Tunisie

La Tunisie ne peut pas ignorer la crise de migration irrégulière.

Le nombre de personnes déplacées de force dans la région du Sahel dépasse les 4 millions. En Méditerranée, l’année 2024 a enregistré plus de 250.000 tentatives de traversées irrégulières vers l’Europe, soit un niveau record depuis plusieurs années.


Par **Halim BOUSSEMA**

Dans un contexte de tensions croissantes au Sahel, en particulier au Mali, la menace est désormais une réalité immédiate, exerçant une pression directe sur les pays d’Afrique du Nord, et en particulier sur la Tunisie. Nous sommes confrontés à l’une des crises les plus complexes et dangereuses, avec l’interaction entre l’insécurité et des flux migratoires irréguliers dans un environnement régional fragile, qui peut basculer à tout moment.

Les chiffres signalent une situation alarmante. Selon des rapports internationaux récents, plus de 4 millions de personnes ont été déplacées de force dans la région du Sahel. Par ailleurs, l’Organisation internationale pour les migrations (OIM) estime que des dizaines de milliers de migrants empruntent chaque année les routes désertiques vers l’Afrique du Nord. En Méditerranée, l’année 2024 a enregistré plus de 250 000 tentatives de traversées irrégulières vers l’Europe, soit un niveau record depuis plusieurs années, avec des prévisions à la hausse pour 2026 si la situation perdure.

Ces données ne sont pas que des statistiques : elles représentent une pression humaine massive qui converge progressivement vers les pays de transit, dont la Tunisie est le premier.

Le défi de la sécurité nationale tunisienne ne se limite pas à la protection des frontières. Il s’agit de gérer des flux humains hétérogènes, pouvant inclure des individus à risque, qu’ils soient liés à des réseaux de trafic organisés ou à des groupes extrémistes actifs dans la profondeur sahélienne. Le véritable danger réside plus dans la nature de ces flux que dans leur volume.

Face à cette réalité, les approches traditionnelles montrent leurs limites. La Tunisie doit adopter une vision proactive et structurée, fondée notamment sur :

• La réactivation d’un modèle de gestion de crise inspiré de l’expérience de 2011 avec le camp de Choucha, mais dans un cadre plus rigoureux et mieux encadré.

• La mise en place de centres de regroupement sécurisés dans le sud, permettant une identification précise des individus et de leurs nationalités.

• L’accélération des procédures de retour, en coordination avec les organisations internationales et les pays d’origine.

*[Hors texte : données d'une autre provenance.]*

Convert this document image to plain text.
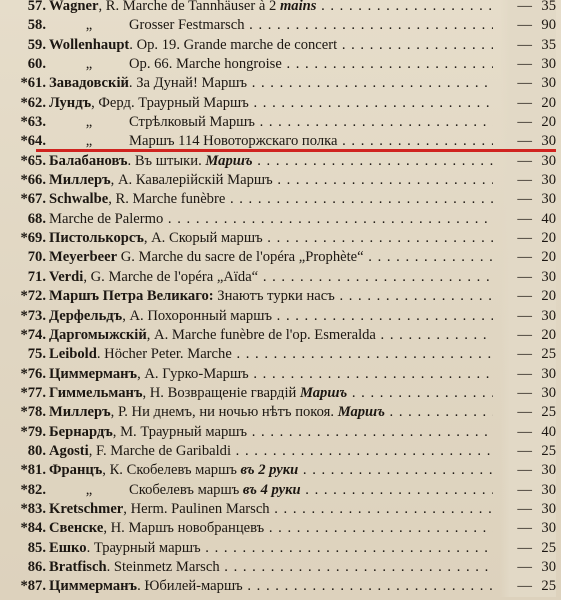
57. Wagner, R. Marche de Tannhäuser à 2 mains . . .	— 35
58.	„	Grosser Festmarsch . . .	— 90
59. Wollenhaupt. Op. 19. Grande marche de concert . . .	— 35
60.	„	Op. 66. Marche hongroise . . .	— 30
*61. Завадовскій. За Дунай! Маршъ . . .	— 30
*62. Лундъ, Ферд. Траурный Маршъ . . .	— 20
*63.	„	Стрѣлковый Маршъ . . .	— 20
*64.	„	Маршъ 114 Новоторжскаго полка . . .	— 30
*65. Балабановъ. Въ штыки. Маршъ . . .	— 30
*66. Миллеръ, А. Кавалерійскій Маршъ . . .	— 30
*67. Schwalbe, R. Marche funèbre . . .	— 30
68. Marche de Palermo . . .	— 40
*69. Пистолькорсъ, А. Скорый маршъ . . .	— 20
70. Meyerbeer G. Marche du sacre de l'opéra „Prophète“ . . .	— 20
71. Verdi, G. Marche de l'opéra „Aïda“ . . .	— 30
*72. Маршъ Петра Великаго: Знаютъ турки насъ . . .	— 20
*73. Дерфельдъ, А. Похоронный маршъ . . .	— 30
*74. Даргомыжскій, А. Marche funèbre de l'op. Esmeralda . . .	— 20
75. Leibold. Höcher Peter. Marche . . .	— 25
*76. Циммерманъ, А. Гурко-Маршъ . . .	— 30
*77. Гиммельманъ, Н. Возвращеніе гвардій Маршъ . . .	— 30
*78. Миллеръ, Р. Ни днемъ, ни ночью нѣтъ покоя. Маршъ . . .	— 25
*79. Бернардъ, М. Траурный маршъ . . .	— 40
80. Agosti, F. Marche de Garibaldi . . .	— 25
*81. Францъ, К. Скобелевъ маршъ въ 2 руки . . .	— 30
*82.	„	Скобелевъ маршъ въ 4 руки . . .	— 30
*83. Kretschmer, Herm. Paulinen Marsch . . .	— 30
*84. Свенске, Н. Маршъ новобранцевъ . . .	— 30
85. Ешко. Траурный маршъ . . .	— 25
86. Bratfisch. Steinmetz Marsch . . .	— 30
*87. Циммерманъ. Юбилей-маршъ . . .	— 25
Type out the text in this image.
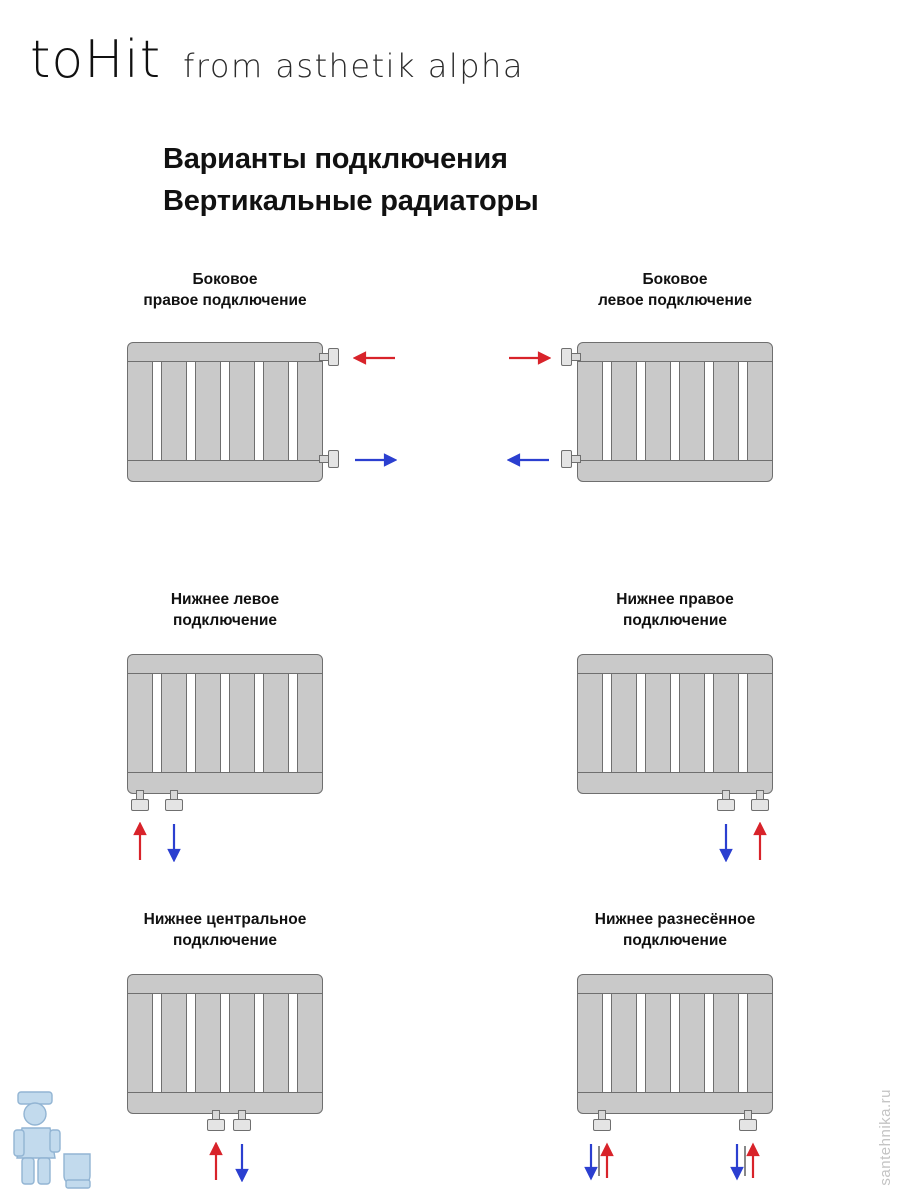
toHit from asthetik alpha
Варианты подключения
Вертикальные радиаторы
Боковое
правое подключение
Боковое
левое подключение
Нижнее левое
подключение
Нижнее правое
подключение
Нижнее центральное
подключение
Нижнее разнесённое
подключение
santehnika.ru
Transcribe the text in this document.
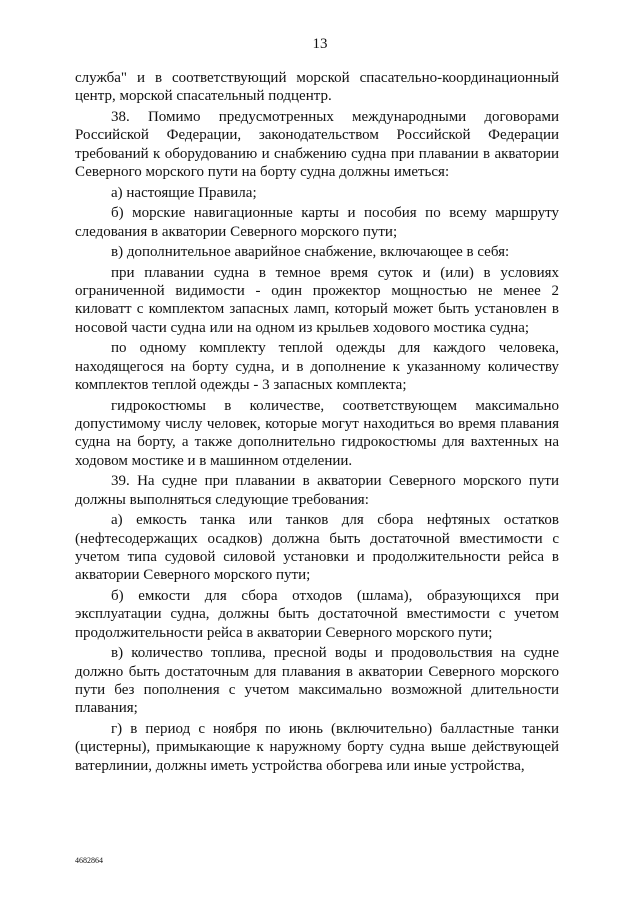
13

служба" и в соответствующий морской спасательно-координационный центр, морской спасательный подцентр.

38. Помимо предусмотренных международными договорами Российской Федерации, законодательством Российской Федерации требований к оборудованию и снабжению судна при плавании в акватории Северного морского пути на борту судна должны иметься:

а) настоящие Правила;

б) морские навигационные карты и пособия по всему маршруту следования в акватории Северного морского пути;

в) дополнительное аварийное снабжение, включающее в себя:

при плавании судна в темное время суток и (или) в условиях ограниченной видимости - один прожектор мощностью не менее 2 киловатт с комплектом запасных ламп, который может быть установлен в носовой части судна или на одном из крыльев ходового мостика судна;

по одному комплекту теплой одежды для каждого человека, находящегося на борту судна, и в дополнение к указанному количеству комплектов теплой одежды - 3 запасных комплекта;

гидрокостюмы в количестве, соответствующем максимально допустимому числу человек, которые могут находиться во время плавания судна на борту, а также дополнительно гидрокостюмы для вахтенных на ходовом мостике и в машинном отделении.

39. На судне при плавании в акватории Северного морского пути должны выполняться следующие требования:

а) емкость танка или танков для сбора нефтяных остатков (нефтесодержащих осадков) должна быть достаточной вместимости с учетом типа судовой силовой установки и продолжительности рейса в акватории Северного морского пути;

б) емкости для сбора отходов (шлама), образующихся при эксплуатации судна, должны быть достаточной вместимости с учетом продолжительности рейса в акватории Северного морского пути;

в) количество топлива, пресной воды и продовольствия на судне должно быть достаточным для плавания в акватории Северного морского пути без пополнения с учетом максимально возможной длительности плавания;

г) в период с ноября по июнь (включительно) балластные танки (цистерны), примыкающие к наружному борту судна выше действующей ватерлинии, должны иметь устройства обогрева или иные устройства,

4682864
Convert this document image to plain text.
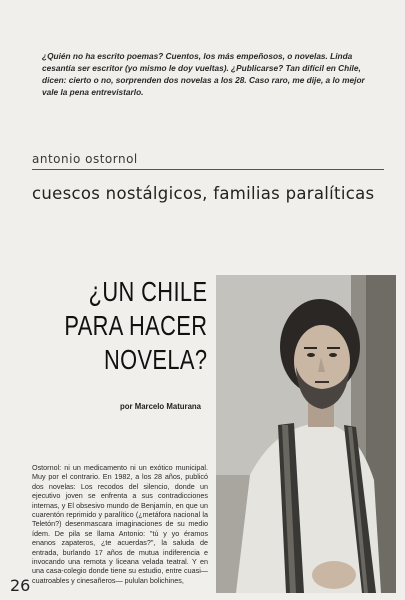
¿Quién no ha escrito poemas? Cuentos, los más empeñosos, o novelas. Linda cesantía ser escritor (yo mismo le doy vueltas). ¿Publicarse? Tan difícil en Chile, dicen: cierto o no, sorprenden dos novelas a los 28. Caso raro, me dije, a lo mejor vale la pena entrevistarlo.
antonio ostornol
cuescos nostálgicos, familias paralíticas
¿UN CHILE
PARA HACER
NOVELA?
por Marcelo Maturana
Ostornol: ni un medicamento ni un exótico municipal. Muy por el contrario. En 1982, a los 28 años, publicó dos novelas: Los recodos del silencio, donde un ejecutivo joven se enfrenta a sus contradicciones internas, y El obsesivo mundo de Benjamín, en que un cuarentón reprimido y paralítico (¿metáfora nacional la Teletón?) desenmascara imaginaciones de su medio ídem. De pila se llama Antonio: "tú y yo éramos enanos zapateros, ¿te acuerdas?", la saluda de entrada, burlando 17 años de mutua indiferencia e invocando una remota y liceana velada teatral. Y en una casa-colegio donde tiene su estudio, entre cuasi—cuatroables y cinesañeros— pululan bolichines,
26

• Le renforcement strict du contrôle des frontières terrestres, qui s’étendent sur des centaines de kilomètres en zones désertiques ouvertes.

Cependant, malgré ces mesures, la Tunisie ne peut pas porter seule un tel fardeau.

La réponse à cette crise dépasse le cadre national ; elle est fondamentalement régionale et internationale. À ce titre, l’Algérie et la Libye ont une responsabilité directe dans la sécurisation de leurs frontières et dans la coordination opérationnelle, car toute faille dans l’un de ces pays se traduira immédiatement par une pression accrue sur les autres.

Quant à l’Union européenne, elle doit prendre pleinement la mesure de la situation : la Tunisie n’est pas seulement un pays de transit, mais elle constitue la première ligne de défense de la rive sud de la Méditerranée.

Si l’Europe souhaite contenir les flux migratoires, elle doit s’engager concrètement à travers :

• Un soutien financier direct, à hauteur de plusieurs centaines de millions d’euros, pour appuyer l’effort tunisien.

• La mise à disposition d’équipements de surveillance avancés (drones, systèmes de détection thermique, centres de commandement intelligents).

• Un appui aux dispositifs d’accueil temporaire et de retour, dans des conditions humaines et organisées.

• L’activation urgente des accords de réadmission avec les pays d’Afrique subsaharienne.

Le temps presse. À l’approche de la saison estivale, marquée par des conditions maritimes plus favorables et une recrudescence des tentatives de traversée, tout retard dans l’action conduira inévitablement à un scénario critique : des milliers de personnes convergeront vers les côtes tunisiennes, puis vers l’Europe, dans une dynamique que la Tunisie, seule, ne pourra contenir, quel que soit son niveau de mobilisation.

Il est impératif d’affirmer clairement : la Tunisie n’est pas un garde-frontières par procuration et ne peut assumer seule les conséquences d’une crise d’une telle ampleur.

Défendre la Tunisie aujourd’hui, c’est défendre la stabilité de toute une région. Ceux qui souhaitent protéger l’Europe demain doivent soutenir la Tunisie aujourd’hui — un soutien réel, immédiat, et sans calculs étroits. Ce n’est pas une exagération, mais un avertissement avant la crise.